J’ai cherché pendant longtemps mon style. La première fois que je suis allé à cette soirée Open-Mic, j’ai écrit ensuite des chansons dans la veine anti-folk d’Adam Green. Mais sur scène, mes compositions ne sonnaient pas juste. Et puis après avoir écrit “Deep Sea Divers”, j’ai jeté tous mes morceaux à la poubelle, sept chansons que j’avais écrites spécialement pour la scène. J’essayais de faire quelque chose pour pouvoir connecter les gens, mais je n’avais pas la bonne attitude. Chez les songwriters anti-folk, comme Adam Green et Kimya Dawson, les paroles sont tellement directes ! Kimya dit exactement ce qu’elle ressent. Mon ami Andrew de Creaky Beard est aussi un membre de cette école, de cette scène anti-folk. Inconsciemment, je ne savais même pas que je les imitais, j’étais juste absorbé par cette communauté new-yorkaise que je fréquentais un peu. J’étais tellement heureux lorsque j’ai terminé “Deep Sea Divers” ! L’esprit est similaire, mais en même temps, c’est différent. En bien mieux. L’album est l’exploration complète de ce son et ce style. Maintenant, je dois commencer à explorer d’autres styles, jouer avec d’autres jouets. On verra…

Lorsqu’on écoute ton album, une expression me revient : « Less Is More »

Je suis d’accord à 100 % (sourire). C’est pour cela que j’ai donné mon nom à l’album. Pendant longtemps, j’avais l’idée d’appeler cet album « Chansons pour des gens imaginatifs ». Une chanson comme “The Bomb Song”, c’est comme une image que l’on peut peindre à sa façon, avec ses propres couleurs. Beaucoup de mes chansons cultivent ce côté-là. Ce qui reste au final, c’est que je suis un nouvel artiste. Après avoir cherché pas mal de titres d’albums en quête d’une image de marque, je me suis dit, pourquoi pas ne pas simplement me présenter comme je suis, Darwin Deez. Je suis content que tu aies constaté ceci. Parfois, je me dis que certaines parties de l’album sont peut-être trop minimalistes. La prochaine fois, je tenterai peut-être une approche sonore plus étoffée, agréable, mais je dois maintenir cette intensité. C’est la clé.

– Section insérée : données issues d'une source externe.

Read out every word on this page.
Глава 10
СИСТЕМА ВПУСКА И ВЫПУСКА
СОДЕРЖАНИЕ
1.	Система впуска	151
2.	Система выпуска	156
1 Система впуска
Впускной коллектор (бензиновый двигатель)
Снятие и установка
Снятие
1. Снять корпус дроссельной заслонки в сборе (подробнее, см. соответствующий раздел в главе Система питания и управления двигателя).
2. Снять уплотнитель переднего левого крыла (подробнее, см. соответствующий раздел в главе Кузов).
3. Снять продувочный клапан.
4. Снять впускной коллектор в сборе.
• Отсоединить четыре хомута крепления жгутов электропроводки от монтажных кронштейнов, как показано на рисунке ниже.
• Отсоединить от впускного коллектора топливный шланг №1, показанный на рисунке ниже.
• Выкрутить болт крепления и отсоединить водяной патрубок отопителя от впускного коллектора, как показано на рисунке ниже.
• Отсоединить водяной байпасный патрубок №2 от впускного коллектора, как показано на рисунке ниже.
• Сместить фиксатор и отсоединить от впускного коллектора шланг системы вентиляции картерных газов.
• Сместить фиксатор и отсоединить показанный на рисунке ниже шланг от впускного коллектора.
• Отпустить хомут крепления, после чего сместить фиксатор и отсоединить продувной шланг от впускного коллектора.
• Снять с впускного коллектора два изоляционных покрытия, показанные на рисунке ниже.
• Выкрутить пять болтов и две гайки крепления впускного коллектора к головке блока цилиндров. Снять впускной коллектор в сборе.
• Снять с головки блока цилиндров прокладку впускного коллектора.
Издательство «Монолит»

Qu’entends-tu par intensité ? Conserver cette approche avec seulement une boite à rythme et une guitare ?

Peut-être que je devrais changer d’instruments, apprendre à jouer du piano. J’aimerais composer quelques chansons ainsi pour le prochain album. Ce serait bien, car je pourrais appliquer beaucoup de choses que j’ai apprises sur cet album. Si j’échangeais seulement la guitare contre un piano, cela sonnerait différemment. Et je me dois d’avancer. Un piano pourrait changer cette disposition, apporter un élément nouveau. Mais, en même temps je suis face à un dilemme, car les gens qui aiment cet album voudront retrouver ce son sur le prochain. Il faut que ce soit pareil mais différent en même temps.

Darwin Deez, Avril 2010

Comment te produis-tu sur scène ?

Je suis accompagné par un groupe. Nous sommes quatre, je joue de la guitare et je chante et il y a un batteur, un bassiste et une autre guitare. J’aime être libre sur scène, entre chaque chanson nous nous défoulons, dansons comme des idiots durant trente secondes. Ça fait partie du show.

Ton son de guitare est assez singulier.

Je suis un peu lassé de ce son, je l’ai tellement utilisé. Mais il y a aura définitivement des guitares dans le prochain album… Enfin je ne sais pas… C’est un mystère pour l’instant.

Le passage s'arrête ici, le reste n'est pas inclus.